Rationalization is an important skill of rationality. (There probably needs to be a post about that.) But anyway, I think my “theistic” intuitions are very similar to those of Thomas Aquinas, a.k.a. the rock that Catholic philosophy is built on. Like, actually similar in that we’re thinking about the same decision agent and its properties, not just we’re thinking about similar ideas.
Leibniz doesn’t believe in material substance, so in no sense is he a dualist. If you are asking if there are materialists theists- eh, maybe but as far as I know it has never been a well developed view. That said, the entire platonism-materialism question can probably be reduced to an issue of levels of simulation… in which case it is easy to envision a plausible theism that is essentially dualist but not repugnant to our computationalist sensibilities.
It would be repugnant to their sensibilities if you described in detail the sorts of scenarios that comply with our sensibilities.
For most, probably. But you might be surprised how much unorthodoxy is out there.
If you first tell them, or give them enough information to realize, or strongly suspect, that without this concession by them they fail, then you can get them to agree to very nearly anything.
But those people are slightly different than the versions uninformed of this, people who would reject it.
The unorthodoxy is motivated and not serious in terms of relative degrees of belief based on what is most likely true.
“Fall”? I don’t understand the second sentence either.
Often, though on occasion their reasons are isomorphic to stories we’d find plausible. If someone thought it was worthwhile to reinterpret some of the older theistic philosophers in light of modern information theory and computer science… some interesting ideas might fall out.
But yes- I doubt there are more than a handful of educated theists not working with the bottom line already filled in.
Edited “fall” to “fail”.
the second sentence means I am trying to distinguish between who someone is and who they might have been. Another intuition pump: put identical theists in identical rooms, on one play a television program explaining how they have to admit that all good evidence makes it unlikely there exists (insert theological thing here, an Adam and eve, a soul, whatever) and on the other play something unrelated to the issue.

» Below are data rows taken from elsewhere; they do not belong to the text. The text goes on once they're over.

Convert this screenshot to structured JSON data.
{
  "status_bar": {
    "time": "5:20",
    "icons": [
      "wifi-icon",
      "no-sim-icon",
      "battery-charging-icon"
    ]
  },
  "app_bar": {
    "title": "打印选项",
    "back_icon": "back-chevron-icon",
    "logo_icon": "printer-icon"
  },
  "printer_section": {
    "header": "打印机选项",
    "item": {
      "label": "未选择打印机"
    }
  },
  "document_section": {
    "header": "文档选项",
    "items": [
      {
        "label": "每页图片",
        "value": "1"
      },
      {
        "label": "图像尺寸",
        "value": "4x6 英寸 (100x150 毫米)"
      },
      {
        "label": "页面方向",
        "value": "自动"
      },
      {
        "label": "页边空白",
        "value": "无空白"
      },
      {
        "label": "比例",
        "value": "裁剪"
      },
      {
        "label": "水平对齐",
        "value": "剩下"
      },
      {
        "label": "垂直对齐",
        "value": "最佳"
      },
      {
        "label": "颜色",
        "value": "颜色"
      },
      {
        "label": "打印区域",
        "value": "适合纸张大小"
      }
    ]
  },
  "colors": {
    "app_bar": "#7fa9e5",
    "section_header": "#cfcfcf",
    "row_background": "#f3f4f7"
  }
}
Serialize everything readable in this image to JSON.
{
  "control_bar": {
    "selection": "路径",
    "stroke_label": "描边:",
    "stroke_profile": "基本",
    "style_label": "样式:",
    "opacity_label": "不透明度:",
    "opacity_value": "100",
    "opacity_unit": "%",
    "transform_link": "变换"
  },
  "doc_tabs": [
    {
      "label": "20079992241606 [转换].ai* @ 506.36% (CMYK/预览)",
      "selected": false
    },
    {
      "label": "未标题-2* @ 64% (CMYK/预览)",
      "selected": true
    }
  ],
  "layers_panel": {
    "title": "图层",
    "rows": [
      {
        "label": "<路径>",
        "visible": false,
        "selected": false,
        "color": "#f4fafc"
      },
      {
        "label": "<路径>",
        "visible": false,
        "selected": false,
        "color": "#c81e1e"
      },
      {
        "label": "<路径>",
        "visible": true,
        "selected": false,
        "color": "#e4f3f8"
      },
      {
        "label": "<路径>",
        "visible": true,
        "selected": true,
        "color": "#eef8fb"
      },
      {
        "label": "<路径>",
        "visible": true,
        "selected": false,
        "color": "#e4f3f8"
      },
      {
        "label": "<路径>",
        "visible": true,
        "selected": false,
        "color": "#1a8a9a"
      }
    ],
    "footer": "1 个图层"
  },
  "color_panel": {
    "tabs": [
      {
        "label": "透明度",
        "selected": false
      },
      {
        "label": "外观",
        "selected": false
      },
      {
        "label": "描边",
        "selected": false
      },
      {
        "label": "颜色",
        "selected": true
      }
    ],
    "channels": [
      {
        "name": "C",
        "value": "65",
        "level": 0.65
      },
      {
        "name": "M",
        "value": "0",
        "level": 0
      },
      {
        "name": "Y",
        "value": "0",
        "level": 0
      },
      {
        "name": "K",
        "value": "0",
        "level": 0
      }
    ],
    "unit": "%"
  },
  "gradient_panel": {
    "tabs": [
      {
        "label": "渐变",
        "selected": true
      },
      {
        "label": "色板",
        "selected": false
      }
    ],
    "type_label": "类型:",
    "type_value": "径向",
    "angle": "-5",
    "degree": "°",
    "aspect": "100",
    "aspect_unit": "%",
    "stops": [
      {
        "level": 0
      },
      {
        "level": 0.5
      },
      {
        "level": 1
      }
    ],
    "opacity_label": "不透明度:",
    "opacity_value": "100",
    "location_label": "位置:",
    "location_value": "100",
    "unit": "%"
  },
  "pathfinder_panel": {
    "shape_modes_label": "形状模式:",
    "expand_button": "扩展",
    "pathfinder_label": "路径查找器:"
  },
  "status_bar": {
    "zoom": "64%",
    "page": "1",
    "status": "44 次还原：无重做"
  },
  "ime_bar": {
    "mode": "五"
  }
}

Then ask the previously identical people if they believe in whatever poorly backed theological thing they previously believed. the unorthodox will flee the false position, but only if they see it as obviously false.
Something like this.
That doesn’t mean the reasons we find it implausible aren’t good or can’t be taught., just as teaching how carbon dating relates to the age of the Earth militates against believing it is ~6,000 years old, one can show why what ancestors tell you in dreams isn’t good evidence.
So my conclusion, my supposition, is that if you muster up the most theistic-compatible metaphysics you find plausible, and show it to those theists who don’t know why anything more supernatural is implausible, inconsistent or incoherent, they will reject it.
That they accept it after learning that you have good objections to anything more theistic is not impressive at all.
Got it. Don’t disagree. But it doesn’t follow that a) we should disregard all theistic philosophy or b) not use theistic language. Given that there are live possibilities that resemble theism the circle of concepts and arguments surrounding traditional, religious theism are likely to be fruitful.
Immortals with infinite mind space definitely should not ignore theistic philosophy.
It’s sometimes useful to use theistic language, sometimes not. Usually when I see it when theism isn’t a subject, it isn’t useful.
Rationalization is an important skill of rationality. (There probably needs to be a post about that.) But anyway, I think my “theistic” intuitions are very similar to those of Thomas Aquinas, a.k.a. the rock that Catholic philosophy is built on. Like, actually similar in that we’re thinking about the same decision agent and its properties, not just we’re thinking about similar ideas.